A clearer main line remains budget migration. In the order of customers’ spending priorities, AI infrastructure hardware, memory, and storage move up, while traditional software and mainframe businesses take the near-term squeeze. The split between winners and losers doesn’t happen between “whether there is AI,” but between “what customers must buy first right now.”

Earnings on July 22 will need to show a path to catch up

IBM’s drop this time still can’t be directly equated to traditional IT giants failing in the AI era. A more prudent view is that AI infrastructure spending is disrupting customers’ budget pacing and exposing pressure on IBM’s traditional business and execution cadence.

The complete earnings conference call is scheduled for 17:00 U.S. Eastern Time on July 22. Since July 14 only covered preliminary second-quarter results, the final figures could differ slightly. What the market will be looking for next isn’t management continuing to emphasize its AI strategy, but whether the postponed large deals have a clear closing timeline and whether the infrastructure segment’s decline can narrow.

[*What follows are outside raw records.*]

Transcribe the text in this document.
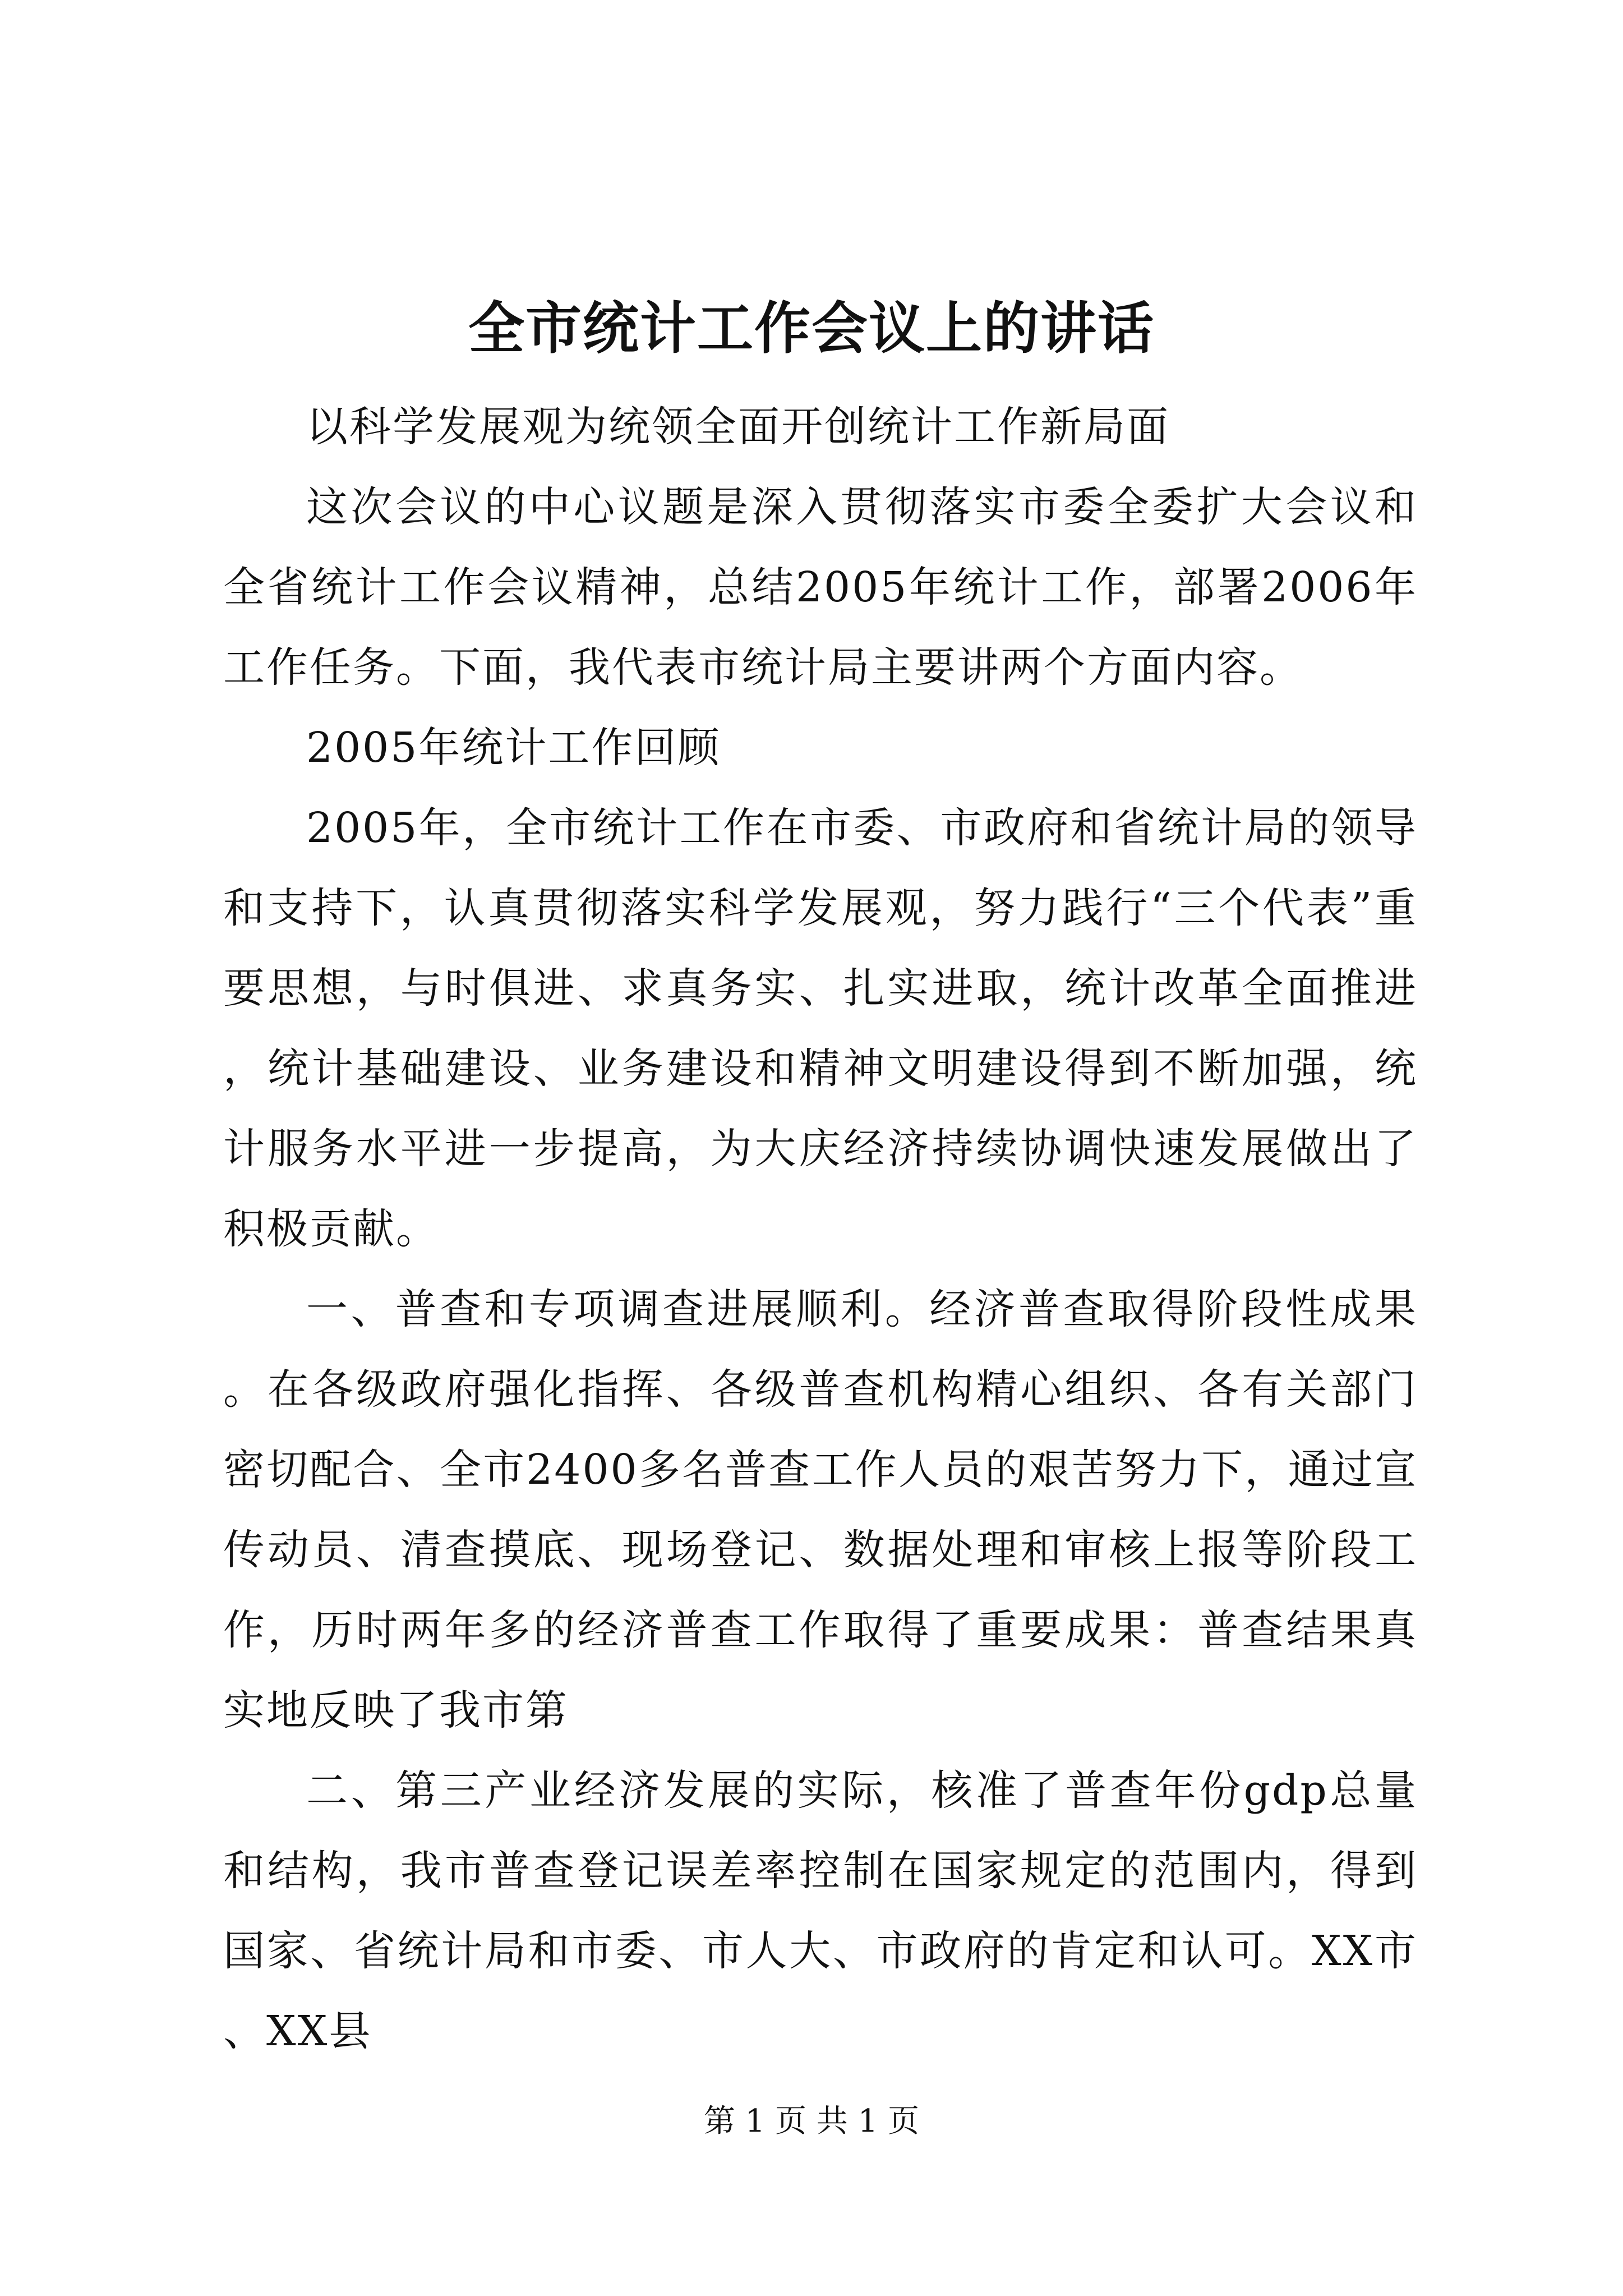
全市统计工作会议上的讲话

以科学发展观为统领全面开创统计工作新局面

这次会议的中心议题是深入贯彻落实市委全委扩大会议和全省统计工作会议精神，总结2005年统计工作，部署2006年工作任务。下面，我代表市统计局主要讲两个方面内容。

2005年统计工作回顾

2005年，全市统计工作在市委、市政府和省统计局的领导和支持下，认真贯彻落实科学发展观，努力践行“三个代表”重要思想，与时俱进、求真务实、扎实进取，统计改革全面推进，统计基础建设、业务建设和精神文明建设得到不断加强，统计服务水平进一步提高，为大庆经济持续协调快速发展做出了积极贡献。

一、普查和专项调查进展顺利。经济普查取得阶段性成果。在各级政府强化指挥、各级普查机构精心组织、各有关部门密切配合、全市2400多名普查工作人员的艰苦努力下，通过宣传动员、清查摸底、现场登记、数据处理和审核上报等阶段工作，历时两年多的经济普查工作取得了重要成果：普查结果真实地反映了我市第

二、第三产业经济发展的实际，核准了普查年份gdp总量和结构，我市普查登记误差率控制在国家规定的范围内，得到国家、省统计局和市委、市人大、市政府的肯定和认可。XX市、XX县

第 1 页 共 1 页
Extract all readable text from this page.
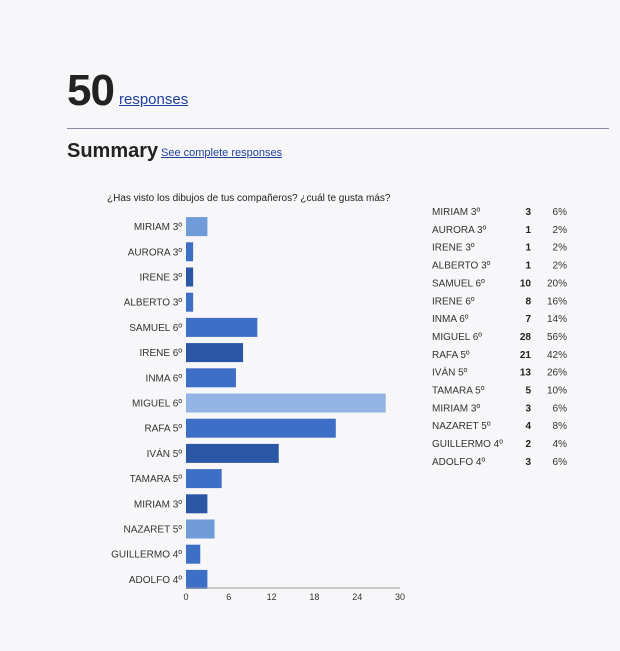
50 responses
Summary See complete responses
¿Has visto los dibujos de tus compañeros? ¿cuál te gusta más?
MIRIAM 3º
AURORA 3º
IRENE 3º
ALBERTO 3º
SAMUEL 6º
IRENE 6º
INMA 6º
MIGUEL 6º
RAFA 5º
IVÁN 5º
TAMARA 5º
MIRIAM 3º
NAZARET 5º
GUILLERMO 4º
ADOLFO 4º
0	6	12	18	24	30
MIRIAM 3º	3 6%
AURORA 3º	1 2%
IRENE 3º	1 2%
ALBERTO 3º	1 2%
SAMUEL 6º	10 20%
IRENE 6º	8 16%
INMA 6º	7 14%
MIGUEL 6º	28 56%
RAFA 5º	21 42%
IVÁN 5º	13 26%
TAMARA 5º	5 10%
MIRIAM 3º	3 6%
NAZARET 5º	4 8%
GUILLERMO 4º 2 4%
ADOLFO 4º	3 6%
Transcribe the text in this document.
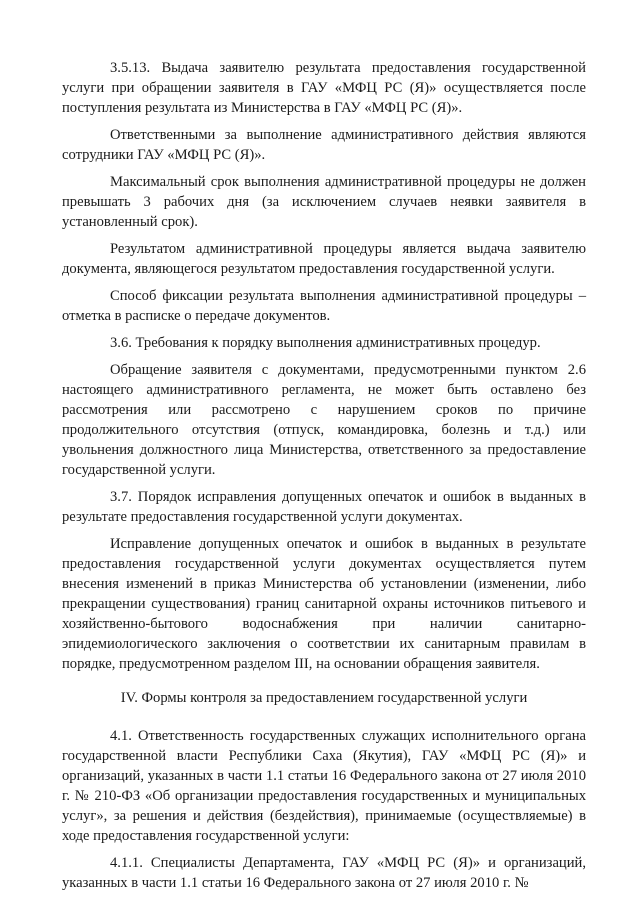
3.5.13. Выдача заявителю результата предоставления государственной услуги при обращении заявителя в ГАУ «МФЦ РС (Я)» осуществляется после поступления результата из Министерства в ГАУ «МФЦ РС (Я)».

Ответственными за выполнение административного действия являются сотрудники ГАУ «МФЦ РС (Я)».

Максимальный срок выполнения административной процедуры не должен превышать 3 рабочих дня (за исключением случаев неявки заявителя в установленный срок).

Результатом административной процедуры является выдача заявителю документа, являющегося результатом предоставления государственной услуги.

Способ фиксации результата выполнения административной процедуры – отметка в расписке о передаче документов.

3.6. Требования к порядку выполнения административных процедур.

Обращение заявителя с документами, предусмотренными пунктом 2.6 настоящего административного регламента, не может быть оставлено без рассмотрения или рассмотрено с нарушением сроков по причине продолжительного отсутствия (отпуск, командировка, болезнь и т.д.) или увольнения должностного лица Министерства, ответственного за предоставление государственной услуги.

3.7. Порядок исправления допущенных опечаток и ошибок в выданных в результате предоставления государственной услуги документах.

Исправление допущенных опечаток и ошибок в выданных в результате предоставления государственной услуги документах осуществляется путем внесения изменений в приказ Министерства об установлении (изменении, либо прекращении существования) границ санитарной охраны источников питьевого и хозяйственно-бытового водоснабжения при наличии санитарно-эпидемиологического заключения о соответствии их санитарным правилам в порядке, предусмотренном разделом III, на основании обращения заявителя.

IV. Формы контроля за предоставлением государственной услуги

4.1. Ответственность государственных служащих исполнительного органа государственной власти Республики Саха (Якутия), ГАУ «МФЦ РС (Я)» и организаций, указанных в части 1.1 статьи 16 Федерального закона от 27 июля 2010 г. № 210-ФЗ «Об организации предоставления государственных и муниципальных услуг», за решения и действия (бездействия), принимаемые (осуществляемые) в ходе предоставления государственной услуги:

4.1.1. Специалисты Департамента, ГАУ «МФЦ РС (Я)» и организаций, указанных в части 1.1 статьи 16 Федерального закона от 27 июля 2010 г. №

If these deals are made up in the second half, the market may reclassify this event as a short-term misalignment. At that point, IBM will need to prove that customers are merely changing the procurement order—not permanently reducing spending on Z mainframes and transaction-processing software.

A more dangerous scenario is if the full earnings report and subsequent guidance still can’t provide a recovery path. If management can’t explain when large deals will be made up, or if AI-related revenue can’t cover the time gap created by the squeeze on traditional revenue, the market will continue pricing “execution mistakes” as “a transition pace that’s behind.” For investors, IBM’s core problem is no longer whether it has an AI story, but how much time its old cash flows can buy for the new story.